The interaction between Java threads affects the performance of your application. This chapter describes how to tune the interaction between Java threads.
There are two ways to tune the interaction of threads:
By modifying the structure of your program code; for example, minimizing the amount of contention between threads
By using options in the Oracle JRockit JVM that affect how contention is handled when your application is running
This chapter describes the following topics:
For more information about how the JRockit JVM handles threads and locks, see the "Understanding Threads and Locks" section in Oracle JRockit Introduction to the JDK.
You can configure the JRockit Flight Recorder to collect and analyze information about the locks and the contention that occurred while the Flight Recorder was recording. To do this, add the following option when you start your application:
-XX:+UseLockProfiling
When lock profiling is enabled, you can view information about Java locks on the Lock Profiling tab in the JRockit Mission Control Client.
Note:
Lock profiling creates significant (approximately 20 percent) overhead processing when your Java application runs.

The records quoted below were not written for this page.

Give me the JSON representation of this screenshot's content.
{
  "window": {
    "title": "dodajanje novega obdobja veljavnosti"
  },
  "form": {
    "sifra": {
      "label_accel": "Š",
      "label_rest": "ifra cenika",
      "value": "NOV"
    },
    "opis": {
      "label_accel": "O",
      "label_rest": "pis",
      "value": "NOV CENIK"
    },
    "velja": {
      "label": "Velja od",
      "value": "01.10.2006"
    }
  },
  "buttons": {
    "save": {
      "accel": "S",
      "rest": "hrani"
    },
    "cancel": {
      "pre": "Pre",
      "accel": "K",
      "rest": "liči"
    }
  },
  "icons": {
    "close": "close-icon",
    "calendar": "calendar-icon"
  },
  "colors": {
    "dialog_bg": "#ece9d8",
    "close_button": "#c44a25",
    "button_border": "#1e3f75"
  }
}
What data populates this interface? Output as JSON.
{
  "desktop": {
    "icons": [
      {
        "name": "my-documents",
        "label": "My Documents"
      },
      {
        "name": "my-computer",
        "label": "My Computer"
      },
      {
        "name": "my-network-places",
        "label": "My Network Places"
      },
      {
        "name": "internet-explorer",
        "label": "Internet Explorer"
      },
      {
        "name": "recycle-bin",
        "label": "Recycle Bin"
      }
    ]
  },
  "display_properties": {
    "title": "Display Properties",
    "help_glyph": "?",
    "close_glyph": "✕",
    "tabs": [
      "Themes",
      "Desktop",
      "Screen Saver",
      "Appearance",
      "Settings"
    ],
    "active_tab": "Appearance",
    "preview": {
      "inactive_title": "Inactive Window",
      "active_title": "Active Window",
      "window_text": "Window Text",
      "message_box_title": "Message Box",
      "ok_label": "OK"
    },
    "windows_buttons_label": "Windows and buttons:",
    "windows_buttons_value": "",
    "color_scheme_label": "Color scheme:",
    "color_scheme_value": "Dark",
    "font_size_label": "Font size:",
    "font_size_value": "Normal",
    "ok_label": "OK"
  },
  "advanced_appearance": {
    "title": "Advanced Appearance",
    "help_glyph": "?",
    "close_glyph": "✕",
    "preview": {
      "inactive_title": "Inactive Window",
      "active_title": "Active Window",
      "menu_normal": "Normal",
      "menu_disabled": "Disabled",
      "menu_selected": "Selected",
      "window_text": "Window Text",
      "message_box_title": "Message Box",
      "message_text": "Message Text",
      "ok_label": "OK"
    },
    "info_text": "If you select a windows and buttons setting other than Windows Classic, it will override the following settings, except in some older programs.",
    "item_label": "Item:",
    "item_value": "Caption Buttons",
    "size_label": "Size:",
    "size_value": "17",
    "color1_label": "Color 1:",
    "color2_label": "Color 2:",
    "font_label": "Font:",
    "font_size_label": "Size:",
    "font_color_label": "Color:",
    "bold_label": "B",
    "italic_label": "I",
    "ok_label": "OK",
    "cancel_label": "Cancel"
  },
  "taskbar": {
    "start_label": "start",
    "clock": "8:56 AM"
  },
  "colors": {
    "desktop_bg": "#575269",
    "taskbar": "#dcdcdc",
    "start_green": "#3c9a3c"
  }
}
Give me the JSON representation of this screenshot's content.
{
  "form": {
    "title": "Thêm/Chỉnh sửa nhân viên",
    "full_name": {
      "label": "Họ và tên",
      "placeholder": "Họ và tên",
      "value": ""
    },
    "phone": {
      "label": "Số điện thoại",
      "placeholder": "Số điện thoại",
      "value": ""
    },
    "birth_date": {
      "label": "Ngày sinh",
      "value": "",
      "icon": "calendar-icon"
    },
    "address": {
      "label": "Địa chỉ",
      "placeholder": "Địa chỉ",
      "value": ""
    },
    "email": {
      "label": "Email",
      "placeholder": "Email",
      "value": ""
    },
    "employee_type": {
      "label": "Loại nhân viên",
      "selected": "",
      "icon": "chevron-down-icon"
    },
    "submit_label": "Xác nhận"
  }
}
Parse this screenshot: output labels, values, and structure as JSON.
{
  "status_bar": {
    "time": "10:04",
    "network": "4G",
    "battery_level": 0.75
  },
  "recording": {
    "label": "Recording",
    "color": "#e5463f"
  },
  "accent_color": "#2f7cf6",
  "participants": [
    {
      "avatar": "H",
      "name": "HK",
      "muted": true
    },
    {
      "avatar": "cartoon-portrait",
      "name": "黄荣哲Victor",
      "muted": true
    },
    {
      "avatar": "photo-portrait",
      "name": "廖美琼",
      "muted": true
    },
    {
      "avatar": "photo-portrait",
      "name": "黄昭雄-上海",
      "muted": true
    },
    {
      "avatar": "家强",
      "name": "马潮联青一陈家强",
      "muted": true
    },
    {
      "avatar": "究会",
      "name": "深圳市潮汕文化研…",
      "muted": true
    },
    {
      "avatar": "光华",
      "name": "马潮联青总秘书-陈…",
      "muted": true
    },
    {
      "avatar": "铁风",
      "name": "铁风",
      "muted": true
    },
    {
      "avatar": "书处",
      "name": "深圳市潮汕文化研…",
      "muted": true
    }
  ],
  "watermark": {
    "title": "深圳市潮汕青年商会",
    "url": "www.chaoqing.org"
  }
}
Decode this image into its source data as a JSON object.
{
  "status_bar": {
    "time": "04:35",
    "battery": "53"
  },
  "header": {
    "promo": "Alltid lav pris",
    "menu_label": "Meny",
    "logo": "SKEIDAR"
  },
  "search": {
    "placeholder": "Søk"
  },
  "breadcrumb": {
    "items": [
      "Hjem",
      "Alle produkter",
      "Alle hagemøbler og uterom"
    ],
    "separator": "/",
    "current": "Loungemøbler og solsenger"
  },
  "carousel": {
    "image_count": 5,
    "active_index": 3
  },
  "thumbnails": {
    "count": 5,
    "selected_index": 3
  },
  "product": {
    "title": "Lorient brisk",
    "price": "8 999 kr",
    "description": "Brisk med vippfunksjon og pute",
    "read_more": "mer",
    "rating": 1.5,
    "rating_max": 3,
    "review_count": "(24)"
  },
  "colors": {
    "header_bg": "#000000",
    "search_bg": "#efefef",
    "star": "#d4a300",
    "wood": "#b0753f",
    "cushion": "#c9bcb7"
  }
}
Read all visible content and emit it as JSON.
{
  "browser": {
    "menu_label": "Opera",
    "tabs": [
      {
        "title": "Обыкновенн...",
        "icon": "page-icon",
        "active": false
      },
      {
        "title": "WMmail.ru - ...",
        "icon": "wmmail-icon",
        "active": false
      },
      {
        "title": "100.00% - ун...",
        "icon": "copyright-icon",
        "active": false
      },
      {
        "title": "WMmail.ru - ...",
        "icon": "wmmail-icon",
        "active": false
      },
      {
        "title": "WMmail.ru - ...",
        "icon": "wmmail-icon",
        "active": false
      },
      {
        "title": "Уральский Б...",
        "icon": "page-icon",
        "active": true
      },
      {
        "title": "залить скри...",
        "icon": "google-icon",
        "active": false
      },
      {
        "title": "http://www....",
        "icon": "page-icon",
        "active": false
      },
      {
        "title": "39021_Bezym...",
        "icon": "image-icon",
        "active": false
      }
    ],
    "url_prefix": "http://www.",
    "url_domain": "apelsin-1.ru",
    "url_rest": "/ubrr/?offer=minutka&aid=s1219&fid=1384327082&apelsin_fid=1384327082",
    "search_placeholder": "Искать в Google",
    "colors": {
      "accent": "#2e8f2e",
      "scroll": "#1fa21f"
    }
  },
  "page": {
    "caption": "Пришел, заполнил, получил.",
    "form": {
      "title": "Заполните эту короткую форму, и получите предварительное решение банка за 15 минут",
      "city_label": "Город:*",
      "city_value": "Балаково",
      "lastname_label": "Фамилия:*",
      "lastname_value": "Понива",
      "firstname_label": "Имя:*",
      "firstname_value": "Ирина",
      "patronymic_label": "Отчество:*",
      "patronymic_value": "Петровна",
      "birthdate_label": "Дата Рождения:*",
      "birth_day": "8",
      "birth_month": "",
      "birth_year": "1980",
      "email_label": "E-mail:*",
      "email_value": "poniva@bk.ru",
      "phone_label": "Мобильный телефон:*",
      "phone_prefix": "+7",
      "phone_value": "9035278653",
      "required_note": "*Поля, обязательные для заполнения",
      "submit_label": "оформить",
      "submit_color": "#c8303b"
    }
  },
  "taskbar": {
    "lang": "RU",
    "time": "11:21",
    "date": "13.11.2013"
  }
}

Two diagnostic commands are tied to the lock profile counters. To work, both require lock profiling to be enabled with the -XX:+UseLockProfiling option. These are used with the jrcmd utility:
The lockprofile_print command prints the current values of the lock profile counters.
The lockprofile_reset command resets the current values of the lock profile counters.
For more information about diagnostic commands, see the Oracle JRockit Diagnostics and Troubleshooting Guide.
Spinning against a fat lock is generally beneficial. However, in some instances such as when you have locks that create long waiting periods and high contention it can be expensive in terms of performance. You can turn off spinning against a fat lock and eliminate a potential performance degradation with the following option:
-XX:-UseFatSpin
The option disables the fat lock spin code in Java, enabling threads that are trying to acquire a fat lock to go to a sleep state directly.
You can let the JVM decide whether threads should spin against a fat lock or not (and directly go into sleeping state when failing to take it).
To enable adaptive lock spinning, use the -XX:+UseAdaptiveFatSpin option.
By default, adaptive spinning against fat locks is disabled. Note that whether threads that fail to take a particular fat lock spin or go to sleep can change at run time.
If the amount of contention on a fat lock is small, the lock converts to a thin lock. This process is called lock deflation. Thin locks have higher performance for uncontended locks. Therefore, lock deflation is enabled by default.
If you do not want fat locks to deflate, run the application with the following option:
-XX:-UseFatLockDeflation
With lock deflation disabled, a fat lock remains as a fat lock even after there are no threads waiting to take the lock.
You can also tune for when lock deflation is triggered. Specify, with the following option, the number of uncontended fat lock unlocks that occur before deflation:
-XX:FatLockDeflationThreshold=NumberOfUnlocks
Lazy unlocking is intended for applications with many nonshared locks. Note that it can introduce performance penalties with applications that have many short-lived but shared locks.
When lazy unlocking is enabled, locks are not released when a critical section is exited. Instead, once a lock is acquired, the next thread that tries to acquire such a lock must ensure that the lock is or can be released. It does this by determining if the initial thread is using the lock. A shared lock converts to a normal lock and does not stay in lazy mode.
Lazy unlocking is enabled by default in the JRockit JVM for all garbage collection strategies except the deterministic garbage collector.